Но что представлял собой Альфред Дуглас в действительности? Уайльд, знавший Дугласа как никто другой, оставил нам самые противоречивые характеристики его натуры. 20 мая 1895 года он пишет Бози: «Моя прелестная роза, мой нежный цветок, моя лилейная лилия, наверное, тюрьмой предстоит мне проверить могущество любви. Мне предстоит узнать, смогу ли я силой своей любви к тебе превратить горькую воду в сладкую… Даже забрызганный грязью, я стану восхвалять тебя, из глубочайших бездн я стану взывать к тебе… Для меня ты весь, от шелковистых волос до изящных ступней, – воплощенное совершенство… Сохранить тебя в моей душе – вот цель той муки, которую люди называют жизнью. О, любимый мой, самый дорогой на свете, белый нарцисс на нескошенном лугу, подумай о бремени, которое выпало тебе, бремени, облегчить которое может только любовь. Но пусть это тебя не печалит – лучше будь счастлив тем, что наполнил бессмертной любовью душу человека, который сейчас плачет в аду и все же носит в своем сердце блаженство рая… Люби меня всегда, люби меня всегда. Ты высшая, совершенная любовь моей жизни, и другой не может быть… О, прелестнейший из всех мальчиков, любимейший из всех любимых, моя душа льнет к твоей душе, моя жизнь – к твоей жизни, и во всех мирах боли и наслаждения ты – мой идеал восторга и радости».

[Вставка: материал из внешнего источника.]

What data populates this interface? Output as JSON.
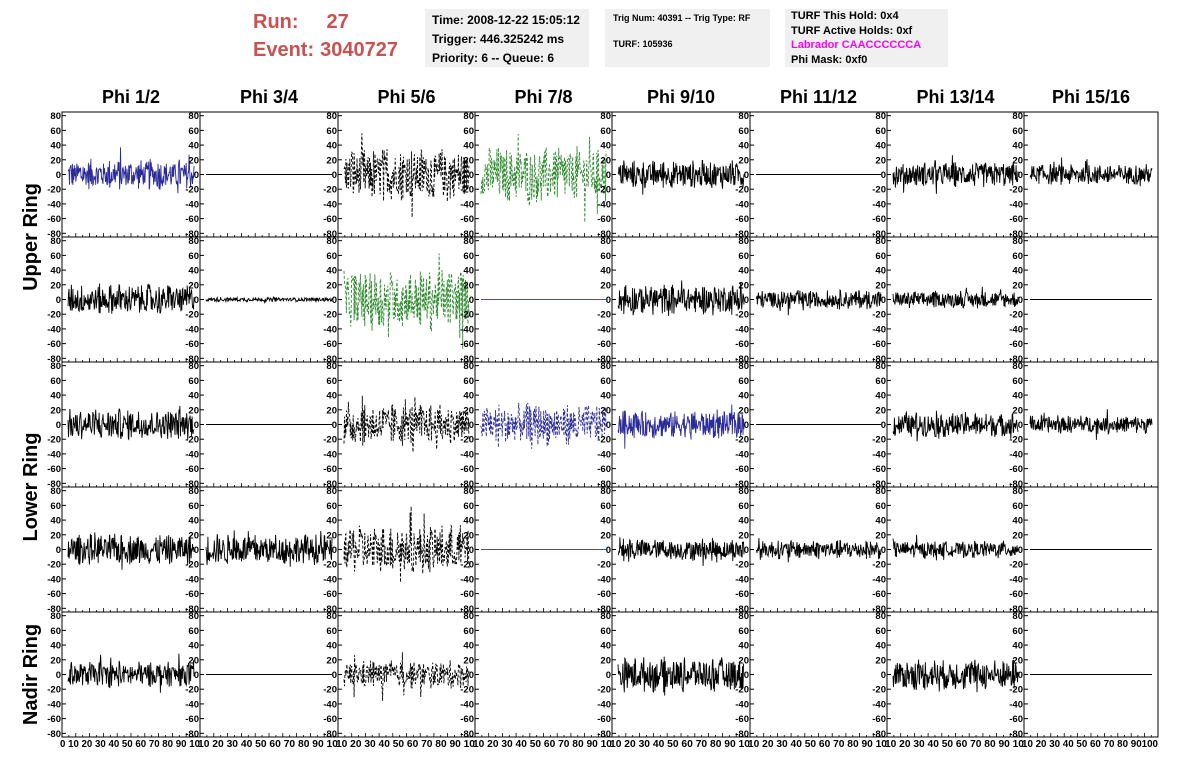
{
  "header": {
    "run_label": "Run:",
    "run_value": "27",
    "event_label": "Event:",
    "event_value": "3040727",
    "time": "Time: 2008-12-22 15:05:12",
    "trigger": "Trigger: 446.325242 ms",
    "priority": "Priority: 6 -- Queue: 6",
    "trig_num": "Trig Num: 40391 -- Trig Type: RF",
    "turf": "TURF: 105936",
    "turf_this_hold": "TURF This Hold: 0x4",
    "turf_active_holds": "TURF Active Holds: 0xf",
    "labrador": "Labrador CAACCCCCCA",
    "phi_mask": "Phi Mask: 0xf0"
  },
  "colors": {
    "run_text": "#c9514f",
    "labrador_text": "#ff00ff",
    "blue_trace": "#2b2b99",
    "green_trace": "#2e8b2e",
    "red_trace": "#cc2222",
    "black_trace": "#000000"
  },
  "chart_data": {
    "type": "line",
    "columns": [
      "Phi 1/2",
      "Phi 3/4",
      "Phi 5/6",
      "Phi 7/8",
      "Phi 9/10",
      "Phi 11/12",
      "Phi 13/14",
      "Phi 15/16"
    ],
    "ring_labels": [
      "Upper Ring",
      "Lower Ring",
      "Nadir Ring"
    ],
    "rows": 5,
    "ring_row_spans": [
      [
        0,
        1
      ],
      [
        2,
        3
      ],
      [
        4,
        4
      ]
    ],
    "xlim": [
      0,
      100
    ],
    "ylim": [
      -85,
      85
    ],
    "y_ticks": [
      80,
      60,
      40,
      20,
      0,
      -20,
      -40,
      -60,
      -80
    ],
    "x_ticks": [
      0,
      10,
      20,
      30,
      40,
      50,
      60,
      70,
      80,
      90,
      100
    ],
    "x_tick_strings": [
      "0 10 20 30 40 50 60 70 80 90 10",
      "10 20 30 40 50 60 70 80 90 10",
      "10 20 30 40 50 60 70 80 90 10",
      "10 20 30 40 50 60 70 80 90 10",
      "10 20 30 40 50 60 70 80 90 10",
      "10 20 30 40 50 60 70 80 90 10",
      "10 20 30 40 50 60 70 80 90 10",
      "10 20 30 40 50 60 70 80 90100"
    ],
    "panels": [
      {
        "row": 0,
        "col": 0,
        "style": "blue",
        "amplitude": 22,
        "dashed": false,
        "present": true
      },
      {
        "row": 0,
        "col": 1,
        "style": "flat",
        "amplitude": 0,
        "dashed": false,
        "present": true
      },
      {
        "row": 0,
        "col": 2,
        "style": "black",
        "amplitude": 38,
        "dashed": true,
        "present": true
      },
      {
        "row": 0,
        "col": 3,
        "style": "green",
        "amplitude": 40,
        "dashed": true,
        "present": true
      },
      {
        "row": 0,
        "col": 4,
        "style": "black",
        "amplitude": 20,
        "dashed": false,
        "present": true
      },
      {
        "row": 0,
        "col": 5,
        "style": "flat",
        "amplitude": 0,
        "dashed": false,
        "present": true
      },
      {
        "row": 0,
        "col": 6,
        "style": "black",
        "amplitude": 18,
        "dashed": false,
        "present": true
      },
      {
        "row": 0,
        "col": 7,
        "style": "black",
        "amplitude": 15,
        "dashed": false,
        "present": true
      },
      {
        "row": 1,
        "col": 0,
        "style": "black",
        "amplitude": 22,
        "dashed": false,
        "present": true
      },
      {
        "row": 1,
        "col": 1,
        "style": "black",
        "amplitude": 3,
        "dashed": false,
        "present": true
      },
      {
        "row": 1,
        "col": 2,
        "style": "green",
        "amplitude": 45,
        "dashed": true,
        "present": true
      },
      {
        "row": 1,
        "col": 3,
        "style": "red",
        "amplitude": 0,
        "dashed": false,
        "present": true
      },
      {
        "row": 1,
        "col": 4,
        "style": "black",
        "amplitude": 22,
        "dashed": false,
        "present": true
      },
      {
        "row": 1,
        "col": 5,
        "style": "black",
        "amplitude": 14,
        "dashed": false,
        "present": true
      },
      {
        "row": 1,
        "col": 6,
        "style": "black",
        "amplitude": 12,
        "dashed": false,
        "present": true
      },
      {
        "row": 1,
        "col": 7,
        "style": "flat",
        "amplitude": 0,
        "dashed": false,
        "present": true
      },
      {
        "row": 2,
        "col": 0,
        "style": "black",
        "amplitude": 22,
        "dashed": false,
        "present": true
      },
      {
        "row": 2,
        "col": 1,
        "style": "flat",
        "amplitude": 0,
        "dashed": false,
        "present": true
      },
      {
        "row": 2,
        "col": 2,
        "style": "black",
        "amplitude": 30,
        "dashed": true,
        "present": true
      },
      {
        "row": 2,
        "col": 3,
        "style": "blue",
        "amplitude": 30,
        "dashed": true,
        "present": true
      },
      {
        "row": 2,
        "col": 4,
        "style": "blue",
        "amplitude": 20,
        "dashed": false,
        "present": true
      },
      {
        "row": 2,
        "col": 5,
        "style": "flat",
        "amplitude": 0,
        "dashed": false,
        "present": true
      },
      {
        "row": 2,
        "col": 6,
        "style": "black",
        "amplitude": 18,
        "dashed": false,
        "present": true
      },
      {
        "row": 2,
        "col": 7,
        "style": "black",
        "amplitude": 13,
        "dashed": false,
        "present": true
      },
      {
        "row": 3,
        "col": 0,
        "style": "black",
        "amplitude": 22,
        "dashed": false,
        "present": true
      },
      {
        "row": 3,
        "col": 1,
        "style": "black",
        "amplitude": 22,
        "dashed": false,
        "present": true
      },
      {
        "row": 3,
        "col": 2,
        "style": "black",
        "amplitude": 35,
        "dashed": true,
        "present": true
      },
      {
        "row": 3,
        "col": 3,
        "style": "red",
        "amplitude": 0,
        "dashed": false,
        "present": true
      },
      {
        "row": 3,
        "col": 4,
        "style": "black",
        "amplitude": 16,
        "dashed": false,
        "present": true
      },
      {
        "row": 3,
        "col": 5,
        "style": "black",
        "amplitude": 14,
        "dashed": false,
        "present": true
      },
      {
        "row": 3,
        "col": 6,
        "style": "black",
        "amplitude": 12,
        "dashed": false,
        "present": true
      },
      {
        "row": 3,
        "col": 7,
        "style": "flat",
        "amplitude": 0,
        "dashed": false,
        "present": true
      },
      {
        "row": 4,
        "col": 0,
        "style": "black",
        "amplitude": 18,
        "dashed": false,
        "present": true
      },
      {
        "row": 4,
        "col": 1,
        "style": "flat",
        "amplitude": 0,
        "dashed": false,
        "present": true
      },
      {
        "row": 4,
        "col": 2,
        "style": "black",
        "amplitude": 20,
        "dashed": true,
        "present": true
      },
      {
        "row": 4,
        "col": 3,
        "style": "none",
        "amplitude": 0,
        "dashed": false,
        "present": false
      },
      {
        "row": 4,
        "col": 4,
        "style": "black",
        "amplitude": 25,
        "dashed": false,
        "present": true
      },
      {
        "row": 4,
        "col": 5,
        "style": "none",
        "amplitude": 0,
        "dashed": false,
        "present": false
      },
      {
        "row": 4,
        "col": 6,
        "style": "black",
        "amplitude": 22,
        "dashed": false,
        "present": true
      },
      {
        "row": 4,
        "col": 7,
        "style": "flat",
        "amplitude": 0,
        "dashed": false,
        "present": true
      }
    ]
  }
}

И спустя ровно год Уайльд, находящийся в тюрьме, пишет Роберту Россу: «Я хочу быть уверен, что у него (Дугласа, –
И еще через без малого год, в январе-марте 1897 года, Уайльд пишет свою исповедь «De Profundis», обращенную уже непосредственно к «дорогому Бози». Здесь его возлюбленный предстает как настоящее исчадие ада. «Из-за моей глубокой, хоть и опрометчивой, привязанности к тебе, – пишет Уайльд, – из-за огромной жалости к недостаткам твоего характера и темперамента, из-за моего пресловутого добродушия и кельтской лени, из-за того, что мне как художнику были ненавистны плебейские скандалы и грубые слова, из-за полной неспособности обижаться, столь характерной для меня в те времена, из-за того, что мне неприятно было видеть, как уродуют и портят жизнь мелочами, которые мне, чей взор всегда устремлен был на другое, казались слишком ничтожными, чтобы уделять им какое бы то ни было внимание хотя бы на миг, – по всем этим несложным с виду причинам я всегда уступал тебе; как и следовало ожидать, твои притязания, твои попытки захватить власть, твои требования становились все безрассудней. Самые низкие твои побуждения, самые пошлые вкусы, самые вульгарные увлечения стали для тебя законом, и ты хотел подчинить им жизнь других людей, а если понадобится, был готов принести ее в жертву без малейших угрызений совести. Ты знал, что устраивая мне сцену, всегда добьешься своего, и, как мне верится, сам того не сознавая, доходил в грубости и вульгарности до непозволительных крайностей… Завладев моим талантом, моей волей, моим состоянием, ты, в слепоте ненасытной алчности, хотел взять у меня абсолютно все. И ты все отнял… Конечно, я должен был бы вытряхнуть тебя из своей жизни, как вытряхивают из одежды ужалившее насекомое». На многие десятки страниц растянулись эти обличающие Дугласа обвинения «Исповеди» Уайльда. Конечно, Оскар уязвлен, подавлен, он ранен в самое сердце и безусловно обижен, но он слишком достоверен, чтобы можно было списать все его слова на бессильную злобу уязвленного самолюбия.
Как же удивительно после всего этого узнать, что, едва выйдя из тюрьмы, Уайльд будет писать Бози трогательные, полные любви письма! Сначала, правда, он отчаянно пытается себя сдерживать: «Конечно же, я люблю тебя больше всех на свете. Но встреча невозможна – наши жизни разделены навсегда». Потом она – эта встреча – становится и возможной, и желанной до невозможности: «Как бы я хотел, чтобы после нашей встречи в Руане мы не расставались» – и ведь все это донельзя противоречит сказанному им в «Исповеди»! Вообще говоря, противоречивых оценок и суждений относительно своих отношений с Дугласом у Оскара Уайльда бесконечное множество.